PSR Abruzzo Versione 6 - Novembre 2012

Responsabile della Misura: 

Elvira Di Vitantonio
Tel. 085-767-2825

Oggetto
Descrizione e finalità: 

Il sostegno è diretto a sostenere interventi di ripristino del potenziale di produzione agricola danneggiato dall’ evento sismico del 6 aprile 2009 e intende quindi favorire la ripresa economica delle imprese agricole danneggiate dal sisma.
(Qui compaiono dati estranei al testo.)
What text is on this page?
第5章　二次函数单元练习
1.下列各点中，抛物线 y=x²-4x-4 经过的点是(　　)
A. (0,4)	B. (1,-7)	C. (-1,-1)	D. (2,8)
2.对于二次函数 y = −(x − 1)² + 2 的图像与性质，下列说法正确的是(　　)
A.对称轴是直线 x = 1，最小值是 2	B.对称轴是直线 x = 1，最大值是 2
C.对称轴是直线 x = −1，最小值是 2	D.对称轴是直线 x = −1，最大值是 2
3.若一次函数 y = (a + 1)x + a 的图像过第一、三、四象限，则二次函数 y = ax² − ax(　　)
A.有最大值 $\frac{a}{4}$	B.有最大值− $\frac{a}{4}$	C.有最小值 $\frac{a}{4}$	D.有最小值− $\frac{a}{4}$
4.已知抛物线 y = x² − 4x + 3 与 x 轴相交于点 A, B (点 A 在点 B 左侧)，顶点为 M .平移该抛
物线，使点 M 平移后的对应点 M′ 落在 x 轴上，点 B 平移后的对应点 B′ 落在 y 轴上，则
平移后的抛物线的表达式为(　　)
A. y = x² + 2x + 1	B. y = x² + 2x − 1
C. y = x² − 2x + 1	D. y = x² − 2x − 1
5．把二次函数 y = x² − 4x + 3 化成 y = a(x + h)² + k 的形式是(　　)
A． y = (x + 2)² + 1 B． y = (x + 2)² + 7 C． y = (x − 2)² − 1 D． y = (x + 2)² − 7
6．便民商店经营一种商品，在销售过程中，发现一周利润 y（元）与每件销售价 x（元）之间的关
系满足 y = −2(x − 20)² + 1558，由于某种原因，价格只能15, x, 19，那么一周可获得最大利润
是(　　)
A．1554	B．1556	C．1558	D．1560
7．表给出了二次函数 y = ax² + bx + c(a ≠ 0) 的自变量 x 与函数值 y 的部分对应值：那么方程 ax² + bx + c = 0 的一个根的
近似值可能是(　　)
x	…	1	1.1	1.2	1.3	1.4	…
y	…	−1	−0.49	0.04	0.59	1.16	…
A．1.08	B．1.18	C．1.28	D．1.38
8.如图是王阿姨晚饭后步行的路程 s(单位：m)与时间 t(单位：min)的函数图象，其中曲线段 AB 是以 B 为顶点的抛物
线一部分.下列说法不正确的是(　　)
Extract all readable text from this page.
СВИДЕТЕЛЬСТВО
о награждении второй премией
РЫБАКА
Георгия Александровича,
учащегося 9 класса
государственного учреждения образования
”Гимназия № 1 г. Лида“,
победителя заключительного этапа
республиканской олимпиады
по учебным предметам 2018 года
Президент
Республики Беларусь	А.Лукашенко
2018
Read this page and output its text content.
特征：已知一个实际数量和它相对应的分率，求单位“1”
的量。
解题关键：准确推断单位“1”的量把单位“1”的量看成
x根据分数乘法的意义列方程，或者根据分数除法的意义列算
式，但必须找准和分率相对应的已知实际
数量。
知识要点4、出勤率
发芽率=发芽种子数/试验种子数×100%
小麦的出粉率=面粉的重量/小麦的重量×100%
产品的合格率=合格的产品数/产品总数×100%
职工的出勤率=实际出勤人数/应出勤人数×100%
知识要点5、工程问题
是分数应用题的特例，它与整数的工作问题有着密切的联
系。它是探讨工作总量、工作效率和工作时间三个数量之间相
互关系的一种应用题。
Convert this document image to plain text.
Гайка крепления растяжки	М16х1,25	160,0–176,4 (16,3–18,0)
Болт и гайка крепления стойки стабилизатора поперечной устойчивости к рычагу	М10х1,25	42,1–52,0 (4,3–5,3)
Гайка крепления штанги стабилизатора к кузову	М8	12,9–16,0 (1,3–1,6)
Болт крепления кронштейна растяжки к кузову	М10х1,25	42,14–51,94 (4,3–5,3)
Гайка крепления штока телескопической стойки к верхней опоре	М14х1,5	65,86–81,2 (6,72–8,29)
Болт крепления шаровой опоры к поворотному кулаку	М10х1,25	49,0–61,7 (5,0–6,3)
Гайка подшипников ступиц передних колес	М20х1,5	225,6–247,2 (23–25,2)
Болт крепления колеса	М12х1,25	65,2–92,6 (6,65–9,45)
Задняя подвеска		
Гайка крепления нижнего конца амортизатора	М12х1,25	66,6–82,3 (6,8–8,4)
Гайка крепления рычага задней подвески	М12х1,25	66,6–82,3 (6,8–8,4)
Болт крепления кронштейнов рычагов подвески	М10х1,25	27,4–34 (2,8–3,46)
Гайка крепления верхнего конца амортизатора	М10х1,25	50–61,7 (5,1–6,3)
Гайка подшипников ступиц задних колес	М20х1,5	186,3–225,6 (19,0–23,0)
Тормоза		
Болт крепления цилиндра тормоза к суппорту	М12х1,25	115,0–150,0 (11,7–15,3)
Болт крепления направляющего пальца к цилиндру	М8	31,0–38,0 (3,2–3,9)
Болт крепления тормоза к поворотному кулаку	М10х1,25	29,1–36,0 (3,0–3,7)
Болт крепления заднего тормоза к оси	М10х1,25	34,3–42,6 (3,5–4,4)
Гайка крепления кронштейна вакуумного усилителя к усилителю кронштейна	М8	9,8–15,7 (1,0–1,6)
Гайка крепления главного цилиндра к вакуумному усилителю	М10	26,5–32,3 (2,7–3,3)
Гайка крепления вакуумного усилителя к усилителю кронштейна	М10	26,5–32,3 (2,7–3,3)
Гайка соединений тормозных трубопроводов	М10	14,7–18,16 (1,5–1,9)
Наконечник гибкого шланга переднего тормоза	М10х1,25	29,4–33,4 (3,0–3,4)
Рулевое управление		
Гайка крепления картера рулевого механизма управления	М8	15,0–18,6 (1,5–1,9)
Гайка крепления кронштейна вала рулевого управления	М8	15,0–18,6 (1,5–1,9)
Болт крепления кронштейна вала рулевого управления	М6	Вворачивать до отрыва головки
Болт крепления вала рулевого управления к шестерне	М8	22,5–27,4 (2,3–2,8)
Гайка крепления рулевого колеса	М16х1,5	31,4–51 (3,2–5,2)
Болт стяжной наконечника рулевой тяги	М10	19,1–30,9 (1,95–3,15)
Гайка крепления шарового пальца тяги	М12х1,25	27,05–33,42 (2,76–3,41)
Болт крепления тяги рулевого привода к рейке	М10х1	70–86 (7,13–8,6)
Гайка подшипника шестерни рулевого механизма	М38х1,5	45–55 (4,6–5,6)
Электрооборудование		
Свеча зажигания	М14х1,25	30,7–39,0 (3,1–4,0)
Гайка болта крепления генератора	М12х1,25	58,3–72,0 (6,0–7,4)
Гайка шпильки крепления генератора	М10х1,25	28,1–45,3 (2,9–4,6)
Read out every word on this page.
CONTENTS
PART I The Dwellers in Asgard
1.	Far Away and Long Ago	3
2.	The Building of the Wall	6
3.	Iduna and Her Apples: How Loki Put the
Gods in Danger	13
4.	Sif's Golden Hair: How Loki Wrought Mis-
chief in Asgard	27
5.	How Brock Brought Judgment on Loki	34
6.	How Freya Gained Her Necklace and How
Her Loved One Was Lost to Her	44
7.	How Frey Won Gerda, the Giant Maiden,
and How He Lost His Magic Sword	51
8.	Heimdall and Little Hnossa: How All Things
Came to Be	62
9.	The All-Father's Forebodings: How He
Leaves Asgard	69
Gli obiettivi operativi della presente misura sono pertanto volti:

  • a ripristinare le attività produttive delle imprese agricole danneggiate dal terremoto del 6 aprile 2009 attraverso indennizzi per la ristrutturazione e/o ricostruzione degli investimenti materiali danneggiati (strutture e dotazioni aziendali)
  • a ricostituire funzionalmente le infrastrutture rurali danneggiate dal terremoto del 6 aprile 2009 attraverso indennizzi per la ristrutturazione e/o ricostruzione delle infrastrutture materiali danneggiate
Interventi ammissibili: 

La misura prevede l’attivazione delle seguenti azioni, di cui solo la 1 e la 2 rivolta ad imprenditori agricoli:

  • Azione 1: Interventi per favorire la ripresa dell’attività produttiva a seguito dei danneggiamenti del sisma. L’aiuto e destinato a compensare i danni alle dotazioni: macchine, attrezzature, bestiame ecc. al servizio delle aziende agricole
  • Azione 2: Interventi per favorire la ripresa dell’attività produttiva a seguito dei danneggiamenti del sisma. L’aiuto e destinato a compensare i danni alle strutture inserite nel ciclo produttivo aziendale.
  • Azione 3: Interventi per favorire la ripresa dell’attività produttiva a seguito dei danneggiamenti del sisma. L’aiuto e destinato a ricostituire funzionalmente le infrastrutture rurali danneggiate (azione riservata a soggetti di natura pubblica)
Destinazione
Destinatari: 

Imprenditori agricoli, singoli e associati, ai sensi dell’art. 2135 del c.c. (solo Azioni 1 e 2) 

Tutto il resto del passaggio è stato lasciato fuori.